Can Hawking’s Black Hole Paradox Be Solved With Fuzzballs?
Our current ideas about black holes present some interesting paradoxes. Could this unusual black hole model solve them?
We don’t have a lot of concrete information about black holes. We have a lot of ideas, but we’ve mostly been quite literally shooting in the dark when it comes to figuring out what would happen if you went in one. Now, some theoretical revelations open up a new line of thinking.
The prevailing idea has been the ‘no drama’ theory, where if you’re an astronaut who crosses the event horizon of a black hole, you wouldn’t notice. Until you reach the singularity, that is, and you are quite suddenly ‘spaghettified’ by the impossibly intense gravitational pull. But then where did you go?

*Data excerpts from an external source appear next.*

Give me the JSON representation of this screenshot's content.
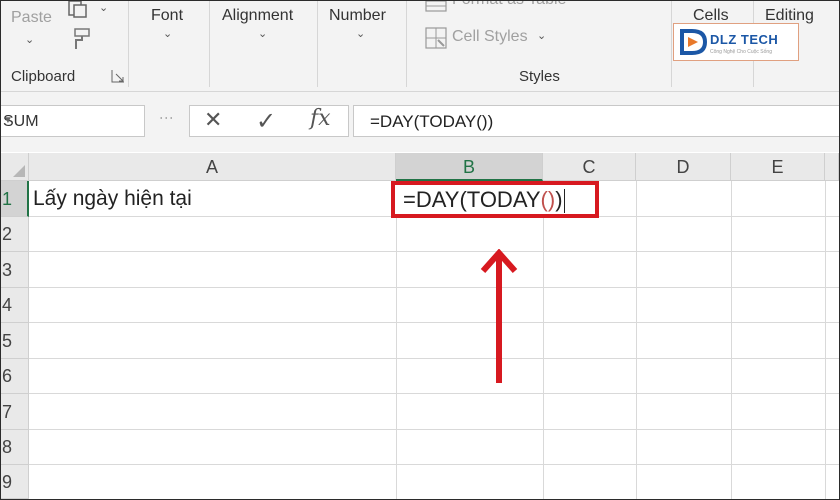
{
  "ribbon": {
    "paste_label": "Paste",
    "font_label": "Font",
    "alignment_label": "Alignment",
    "number_label": "Number",
    "format_as_table_label": "Format as Table",
    "cell_styles_label": "Cell Styles",
    "cells_label": "Cells",
    "editing_label": "Editing",
    "clipboard_group": "Clipboard",
    "styles_group": "Styles"
  },
  "watermark": {
    "brand": "DLZ TECH",
    "tagline": "Công Nghệ Cho Cuộc Sống"
  },
  "formula_bar": {
    "name_box": "SUM",
    "cancel_glyph": "✕",
    "enter_glyph": "✓",
    "fx_label": "fx",
    "formula": "=DAY(TODAY())"
  },
  "grid": {
    "columns": [
      "A",
      "B",
      "C",
      "D",
      "E"
    ],
    "rows": [
      "1",
      "2",
      "3",
      "4",
      "5",
      "6",
      "7",
      "8",
      "9"
    ],
    "cells": {
      "A1": "Lấy ngày hiện tại",
      "B1_prefix": "=DAY(TODAY",
      "B1_parens": "()",
      "B1_suffix": ")"
    }
  },
  "colors": {
    "highlight_box": "#d71920",
    "arrow": "#d71920",
    "selected_header": "#217346"
  }
}
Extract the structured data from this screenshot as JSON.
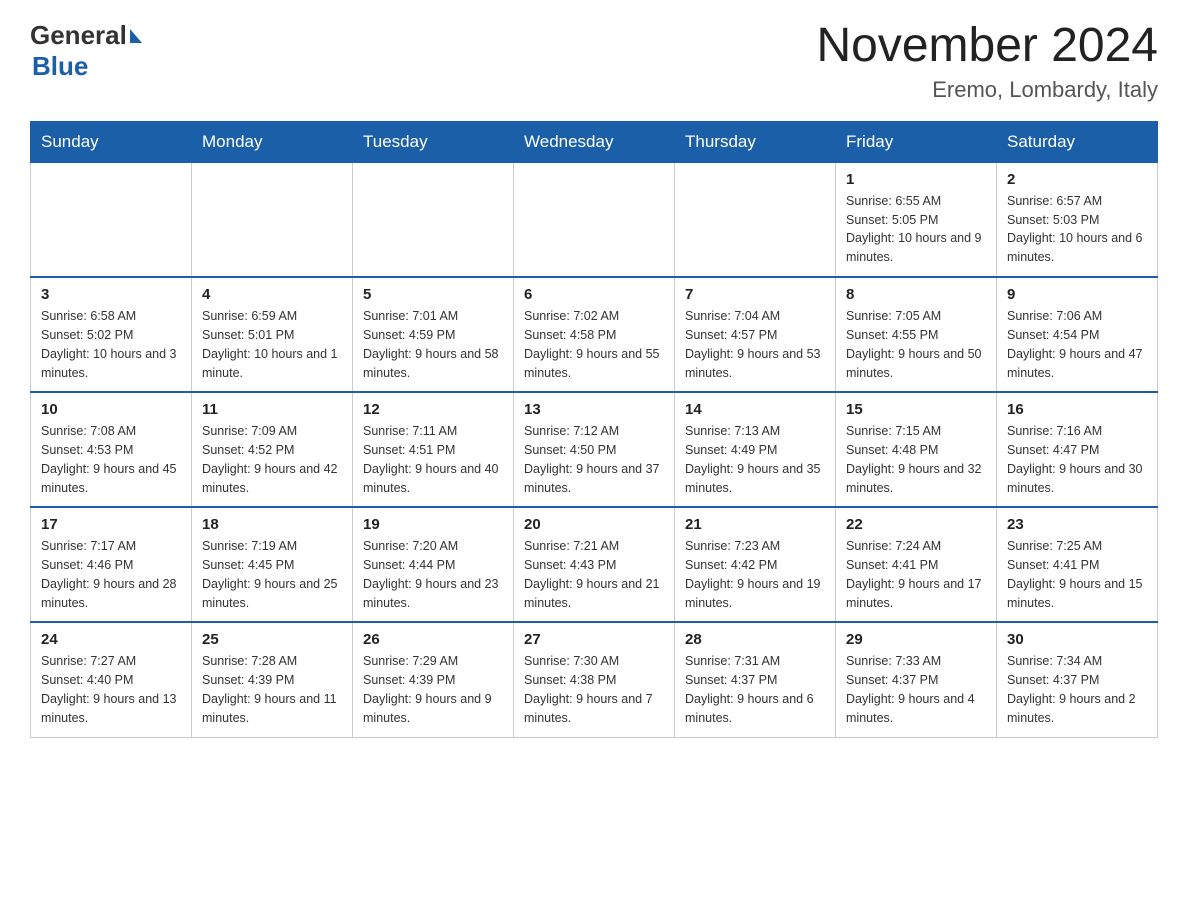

To try and rectify the information paradox, physicists have put forward a newer, more dramatic theory about what happens to you--the firewall. They argue that you, the astronaut, must be incinerated as you pass the event horizon and that’s how your information is conserved.
Now, cue the fuzzball. By replacing the particles in a black hole with strings, you get a theoretical black hole model called a fuzzball.
Instead of the membrane of an event horizon, past which you’d get pulled into a point of infinite density, the fuzzball model has no event horizon, and no singularity. It’s a tangled ball of strings that looks a little more like a planet than our current typical imaginings of a black hole. And those strings, vibrating with the possibilities of multiple dimensions, make up a hot, vibrating extremely dense mass that would incinerate you on impact.